Quando os canhões começaram a se difundir pela Itália, os arquitetos militares tiveram que repensar a forma de como projetar as fortalezas e muralhas, e dessa forma surgiram as fortificações com novas estruturas as quais tinham que aguentar o dano explosivo e de impacto dos projeteis das armas de fogo, entre outras características. Com isso originou-se uma nova forma de fortificações com baluartes ou bastiões. Os quais foram uma estrutura da arquitetura militar surgida na Itália, no século XV, sendo aprimorada nos dois séculos seguintes. Os baluartes consistiam em estruturas geralmente com três pontas, as quais se projetavam dos ângulos de uma fortificação. Os baluartes permitiam ampliar os ângulos de ataque, como também gerava reforço para defender os muros em caso de cerco. (TALLET, 1992, p. 34).
Forte de Jaca, Espanha. Um exemplo de fortificação com cinco baluartes. |
“A fortaleza com bastião era uma construção “científica”, o que significava que seu projeto era feito com base em cálculos matemáticos para minimizar da melhor maneira a área da muralha que o tiro podia atingir. Portanto, o ataque tinha de ser “científico” também”. (KEEGAN, 1995, p. 337).
“Assim, uma bala disparada (em função de determinado ângulo) na direcção do horizonte seguiria inicialmente em linha recta; o projéctil iniciaria depois uma trajectória curva em função do decréscimo do ímpeto aplicado pela carga explosiva, para na terceira e última fase terminar o seu percurso segundo uma trajectória rectilínea na direcção do solo”. (SOUSA, 2013, p. 59).

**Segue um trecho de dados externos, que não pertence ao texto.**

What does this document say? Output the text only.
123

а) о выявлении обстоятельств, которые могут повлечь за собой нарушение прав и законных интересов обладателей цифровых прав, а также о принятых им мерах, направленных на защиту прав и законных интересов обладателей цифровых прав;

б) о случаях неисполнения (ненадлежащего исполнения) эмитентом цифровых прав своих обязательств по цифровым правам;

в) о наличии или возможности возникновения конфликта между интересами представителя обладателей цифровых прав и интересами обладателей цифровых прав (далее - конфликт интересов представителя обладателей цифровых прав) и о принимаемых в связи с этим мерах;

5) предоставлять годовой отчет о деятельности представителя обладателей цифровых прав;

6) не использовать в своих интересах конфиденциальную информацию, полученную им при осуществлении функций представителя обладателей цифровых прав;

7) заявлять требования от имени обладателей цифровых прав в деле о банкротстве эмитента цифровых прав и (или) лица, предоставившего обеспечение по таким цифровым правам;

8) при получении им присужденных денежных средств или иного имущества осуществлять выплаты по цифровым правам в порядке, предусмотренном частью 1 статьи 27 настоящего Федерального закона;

“O novo sistema de fortificação teria de incorporar características que resistissem ao bombardeio e, ao mesmo tempo, mantivessem a infantaria do inimigo à distância. A solução para esse problema de diminuir a altura e aumentar a espessura foi o bastião angular, que se projetava dos muros, dominava o fosso e era suficientemente forte para não ser destruído por uma concentração de fogo inimigo”. (KEEGAN, 1995, p. 334).
Além do bastião, a arquitetura moderna também empregou novas e velhas estruturas que passaram a complementar a defesa, como hornaveques, coroas, revellins, fossos, escarpas, trincheiras, etc. cujas estruturas garantiam que os disparos viessem a ricochetear, como também serviriam de reforço para muralha, além de minimizar os “ângulos mortos”, locais que apresentavam fraqueza na estrutura (SOUSA, 2013, p. 80). No caso dos fossos, escarpas e das trincheiras, consistiam em formas antigas de manter o exército invasor à distância, inviabilizando a tentativa de se escalar os muros.
Projeto das defesas do Forte da Vila de Santos, no Brasil. |
O modelo italiano ou “traço italiano” como ficou conhecido, tornou-se referência para a construção de fortificações na Europa Ocidental. Ao invés de se fazer um forte ou fortaleza quadrangular como antes, agora fazia-se em disposição geométrica mais variada: pentágono, hexágono, heptágono, etc. Os chamados “fortes estrelas”, nome devido às suas várias pontas. Por sua vez, o bastião não apenas apresentava-se como uma estrutura de defesa nas pontas da muralha, mas também era uma estrutura na qual se armavam baterias para o ataque. Assim, ele tornava-se uma estrutura defensiva e ofensiva ao mesmo tempo (PARKER, 1994, p. 8-9).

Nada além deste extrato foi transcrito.